L’étude a recruté de façon prospective 182 patients atteints d’un CT et âgés de 18 à 50 ans, dans les 5 ans ayant suivi une orchidectomie. Des échantillons de sperme ont été recueillis postorchidectomie, mais avant l’administration de tout traitement ultérieur, et à nouveau 60 mois après la fin du traitement. En fonction de la modalité du traitement, 4 groupes ont été désignés : une radiothérapie (RT) portant sur les ganglions lymphatiques para-aortiques infradiaphragmatiques et les ganglions lymphatiques iliaques ipsilatéraux pour une dose totale de 25,2 Gy ; un cycle adjuvant de bléomycine, d’étoposide et de cisplatine (BEP) dans le cadre d’un schéma de 5 jours ; un cycle adjuvant de carboplatine avec une aire sous la courbe (ASC) de 7 ; ou une surveillance.

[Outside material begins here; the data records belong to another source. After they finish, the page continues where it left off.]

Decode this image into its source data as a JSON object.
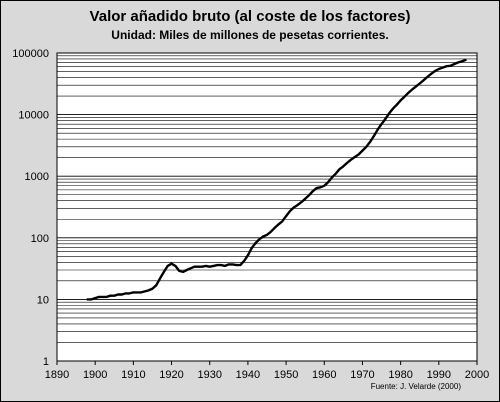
{
  "chart_data": {
    "type": "line",
    "title": "Valor añadido bruto (al coste de los factores)",
    "subtitle": "Unidad: Miles de millones de pesetas corrientes.",
    "xlabel": "",
    "ylabel": "",
    "y_scale": "log",
    "xlim": [
      1890,
      2000
    ],
    "ylim": [
      1,
      100000
    ],
    "x_ticks": [
      1890,
      1900,
      1910,
      1920,
      1930,
      1940,
      1950,
      1960,
      1970,
      1980,
      1990,
      2000
    ],
    "y_ticks": [
      1,
      10,
      100,
      1000,
      10000,
      100000
    ],
    "x_tick_labels": [
      "1890",
      "1900",
      "1910",
      "1920",
      "1930",
      "1940",
      "1950",
      "1960",
      "1970",
      "1980",
      "1990",
      "2000"
    ],
    "y_tick_labels": [
      "1",
      "10",
      "100",
      "1000",
      "10000",
      "100000"
    ],
    "grid": "horizontal-minor",
    "line_color": "#000000",
    "series": [
      {
        "x": [
          1898,
          1899,
          1900,
          1901,
          1902,
          1903,
          1904,
          1905,
          1906,
          1907,
          1908,
          1909,
          1910,
          1911,
          1912,
          1913,
          1914,
          1915,
          1916,
          1917,
          1918,
          1919,
          1920,
          1921,
          1922,
          1923,
          1924,
          1925,
          1926,
          1927,
          1928,
          1929,
          1930,
          1931,
          1932,
          1933,
          1934,
          1935,
          1936,
          1937,
          1938,
          1939,
          1940,
          1941,
          1942,
          1943,
          1944,
          1945,
          1946,
          1947,
          1948,
          1949,
          1950,
          1951,
          1952,
          1953,
          1954,
          1955,
          1956,
          1957,
          1958,
          1959,
          1960,
          1961,
          1962,
          1963,
          1964,
          1965,
          1966,
          1967,
          1968,
          1969,
          1970,
          1971,
          1972,
          1973,
          1974,
          1975,
          1976,
          1977,
          1978,
          1979,
          1980,
          1981,
          1982,
          1983,
          1984,
          1985,
          1986,
          1987,
          1988,
          1989,
          1990,
          1991,
          1992,
          1993,
          1994,
          1995,
          1996,
          1997
        ],
        "values": [
          10,
          10,
          10.5,
          11,
          11,
          11,
          11.5,
          11.5,
          12,
          12,
          12.5,
          12.5,
          13,
          13,
          13,
          13.5,
          14,
          15,
          17,
          22,
          28,
          35,
          38,
          35,
          29,
          28,
          30,
          32,
          34,
          34,
          34,
          35,
          34,
          35,
          36,
          36,
          35,
          37,
          37,
          36,
          36,
          42,
          52,
          68,
          82,
          95,
          105,
          112,
          125,
          145,
          165,
          185,
          225,
          270,
          310,
          340,
          380,
          430,
          490,
          570,
          640,
          660,
          700,
          800,
          950,
          1100,
          1300,
          1450,
          1650,
          1850,
          2050,
          2250,
          2600,
          3000,
          3600,
          4500,
          5700,
          7000,
          8500,
          10500,
          12500,
          14500,
          17000,
          19500,
          22500,
          25500,
          28500,
          32000,
          36000,
          41000,
          46000,
          51000,
          55000,
          58000,
          61000,
          62000,
          66000,
          70000,
          73000,
          77000
        ]
      }
    ]
  },
  "source": "Fuente: J. Velarde (2000)"
}
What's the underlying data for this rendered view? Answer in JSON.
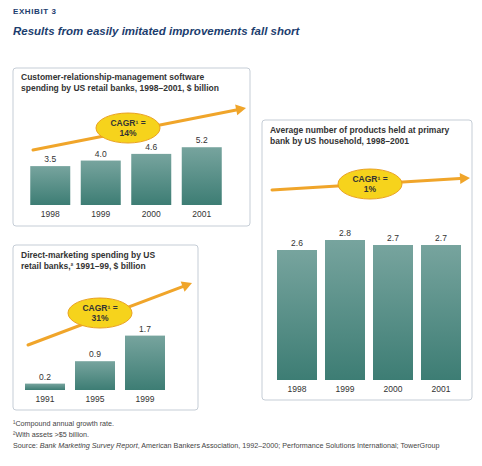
{
  "exhibit": "EXHIBIT 3",
  "title": "Results from easily imitated improvements fall short",
  "chart_data": [
    {
      "type": "bar",
      "title": "Customer-relationship-management software spending by US retail banks, 1998–2001, $ billion",
      "categories": [
        "1998",
        "1999",
        "2000",
        "2001"
      ],
      "values": [
        3.5,
        4.0,
        4.6,
        5.2
      ],
      "value_labels": [
        "3.5",
        "4.0",
        "4.6",
        "5.2"
      ],
      "annotation": "CAGR¹ = 14%",
      "color": "#3d7d74",
      "data_labels": true,
      "tick_labels": "x",
      "ylim": [
        0,
        9
      ]
    },
    {
      "type": "bar",
      "title": "Direct-marketing spending by US retail banks,² 1991–99, $ billion",
      "categories": [
        "1991",
        "1995",
        "1999"
      ],
      "values": [
        0.2,
        0.9,
        1.7
      ],
      "annotation": "CAGR¹ = 31%",
      "color": "#3d7d74",
      "data_labels": true,
      "tick_labels": "x",
      "ylim": [
        0,
        3
      ]
    },
    {
      "type": "bar",
      "title": "Average number of products held at primary bank by US household, 1998–2001",
      "categories": [
        "1998",
        "1999",
        "2000",
        "2001"
      ],
      "values": [
        2.6,
        2.8,
        2.7,
        2.7
      ],
      "annotation": "CAGR¹ = 1%",
      "color": "#3d7d74",
      "data_labels": true,
      "tick_labels": "x",
      "ylim": [
        0,
        4
      ]
    }
  ],
  "footnotes": [
    "¹Compound annual growth rate.",
    "²With assets >$5 billion."
  ],
  "source": [
    "Source: ",
    "Bank Marketing Survey Report",
    ", American Bankers Association, 1992–2000; Performance Solutions International; TowerGroup"
  ]
}
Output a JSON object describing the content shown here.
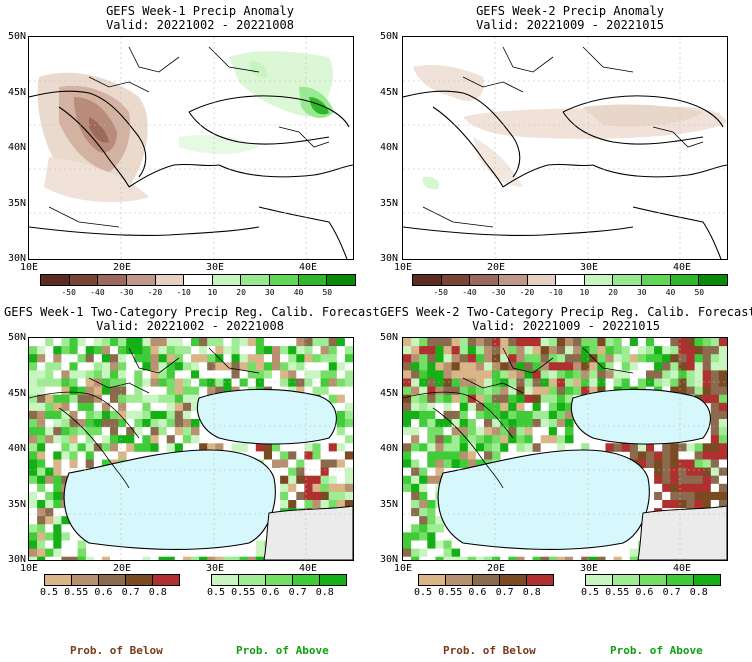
{
  "panels": [
    {
      "id": "p1",
      "title": "GEFS Week-1 Precip Anomaly",
      "valid": "Valid: 20221002 - 20221008"
    },
    {
      "id": "p2",
      "title": "GEFS Week-2 Precip Anomaly",
      "valid": "Valid: 20221009 - 20221015"
    },
    {
      "id": "p3",
      "title": "GEFS Week-1 Two-Category Precip Reg. Calib. Forecast",
      "valid": "Valid: 20221002 - 20221008"
    },
    {
      "id": "p4",
      "title": "GEFS Week-2 Two-Category Precip Reg. Calib. Forecast",
      "valid": "Valid: 20221009 - 20221015"
    }
  ],
  "lat_labels": [
    "50N",
    "45N",
    "40N",
    "35N",
    "30N"
  ],
  "lon_labels": [
    "10E",
    "20E",
    "30E",
    "40E"
  ],
  "anomaly_colorbar": {
    "ticks": [
      "-50",
      "-40",
      "-30",
      "-20",
      "-10",
      "10",
      "20",
      "30",
      "40",
      "50"
    ],
    "colors": [
      "#5a2d1e",
      "#7a4535",
      "#9b6a5c",
      "#c0988a",
      "#e6d0c3",
      "#ffffff",
      "#c6f5c0",
      "#98ea90",
      "#5fd655",
      "#2fb82c",
      "#0a8a0a"
    ]
  },
  "prob_below": {
    "label": "Prob. of Below",
    "ticks": [
      "0.5",
      "0.55",
      "0.6",
      "0.7",
      "0.8"
    ],
    "colors": [
      "#d9b588",
      "#b89270",
      "#8b6a4e",
      "#7a4a22",
      "#b03030"
    ],
    "label_color": "#7a3a1a"
  },
  "prob_above": {
    "label": "Prob. of Above",
    "ticks": [
      "0.5",
      "0.55",
      "0.6",
      "0.7",
      "0.8"
    ],
    "colors": [
      "#c8f5c0",
      "#a0ec94",
      "#74de66",
      "#3fcc38",
      "#15b015"
    ],
    "label_color": "#10a010"
  }
}
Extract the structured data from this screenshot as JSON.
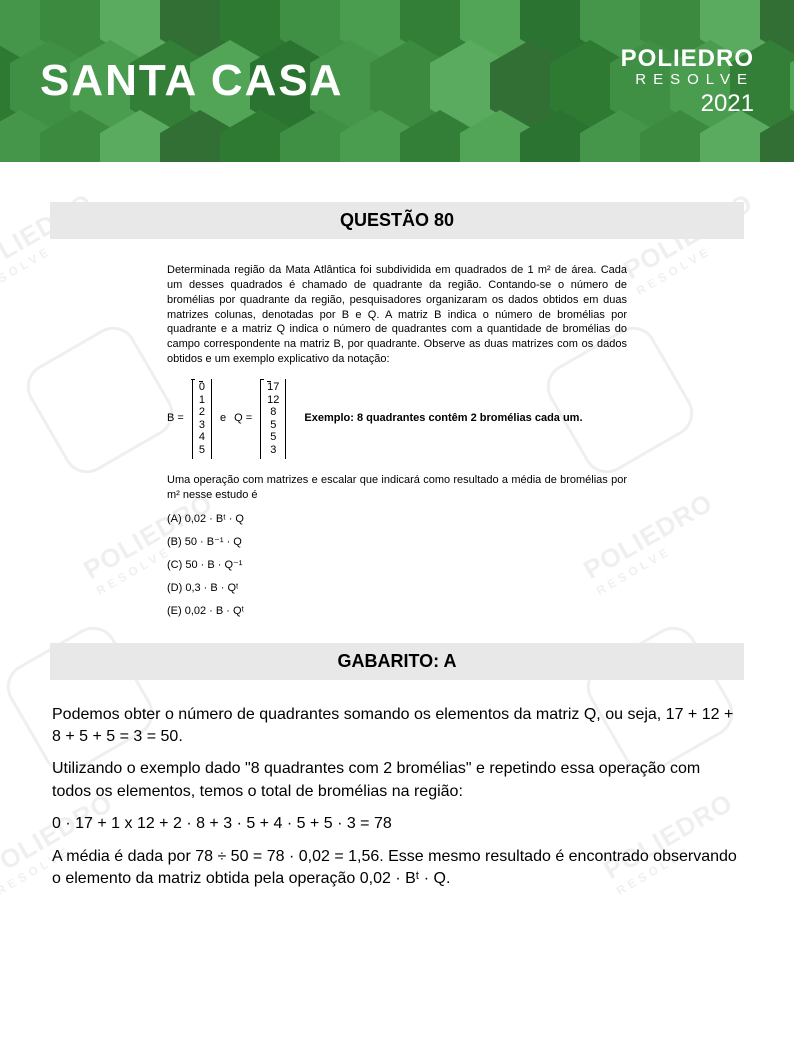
{
  "header": {
    "bg_base": "#3b8a3f",
    "hex_colors": [
      "#2e7a33",
      "#3f9044",
      "#4a9c4f",
      "#347f38",
      "#52a557",
      "#2a7330",
      "#45964a",
      "#3b8a3f",
      "#5aab5f",
      "#316f35"
    ],
    "brand_left": "SANTA CASA",
    "brand_left_fontsize": 44,
    "brand_right_line1": "POLIEDRO",
    "brand_right_line2": "RESOLVE",
    "brand_right_year": "2021"
  },
  "watermark": {
    "line1": "POLIEDRO",
    "line2": "RESOLVE"
  },
  "question": {
    "title": "QUESTÃO 80",
    "paragraph": "Determinada região da Mata Atlântica foi subdividida em quadrados de 1 m² de área. Cada um desses quadrados é chamado de quadrante da região. Contando-se o número de bromélias por quadrante da região, pesquisadores organizaram os dados obtidos em duas matrizes colunas, denotadas por B e Q. A matriz B indica o número de bromélias por quadrante e a matriz Q indica o número de quadrantes com a quantidade de bromélias do campo correspondente na matriz B, por quadrante. Observe as duas matrizes com os dados obtidos e um exemplo explicativo da notação:",
    "matrix_B_label": "B =",
    "matrix_B": [
      "0",
      "1",
      "2",
      "3",
      "4",
      "5"
    ],
    "matrix_and": "e",
    "matrix_Q_label": "Q =",
    "matrix_Q": [
      "17",
      "12",
      "8",
      "5",
      "5",
      "3"
    ],
    "matrix_example": "Exemplo: 8 quadrantes contêm 2 bromélias cada um.",
    "prompt": "Uma operação com matrizes e escalar que indicará como resultado a média de bromélias por m² nesse estudo é",
    "options": {
      "A": "(A) 0,02 · Bᵗ · Q",
      "B": "(B) 50 · B⁻¹ · Q",
      "C": "(C) 50 · B · Q⁻¹",
      "D": "(D) 0,3 · B · Qᵗ",
      "E": "(E) 0,02 · B · Qᵗ"
    }
  },
  "answer": {
    "title": "GABARITO: A",
    "p1": "Podemos obter o número de quadrantes somando os elementos da matriz Q, ou seja, 17 + 12 + 8 + 5 + 5 = 3 = 50.",
    "p2": "Utilizando o exemplo dado \"8 quadrantes com 2 bromélias\" e repetindo essa operação com todos os elementos, temos o total de bromélias na região:",
    "p3": "0 · 17 + 1 x 12 + 2 · 8 + 3 · 5 + 4 · 5 + 5 · 3 = 78",
    "p4": "A média é dada por 78 ÷ 50 = 78 · 0,02 = 1,56. Esse mesmo resultado é encontrado observando o elemento da matriz obtida pela operação 0,02 · Bᵗ · Q."
  }
}
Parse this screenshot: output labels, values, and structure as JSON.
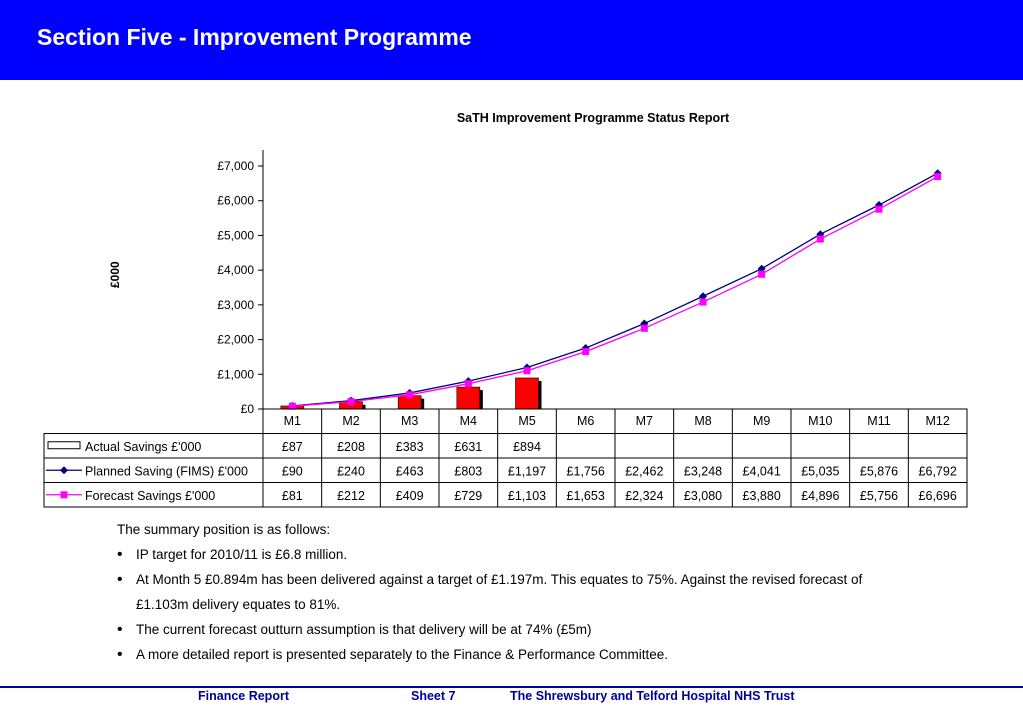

L’analyse transversale a révélé une baisse significative, mais temporaire, du nombre total de spermatozoïdes (NTS) moyen et de la concentration du sperme (CS) moyenne 6 mois après la radiothérapie. Toutefois, à part une augmentation significative de la CS moyenne à 12 mois, aucune différence significative n’a été constatée dans les autres groupes de traitement.

Des patients azoospermiques (n = 11) ont été observés dans la plupart des groupes de traitement, sauf dans le groupe BEP. Durant le suivi, un patient azoospermique ayant reçu du carboplatine est devenu normospermique.

Malgré ces résultats, les auteurs ont recommandé que la mise en banque de sperme continue d’être proposée avant l’orchidectomie, car des mesures de reproduction assistée peuvent s’avérer nécessaires quel que soit le traitement administré.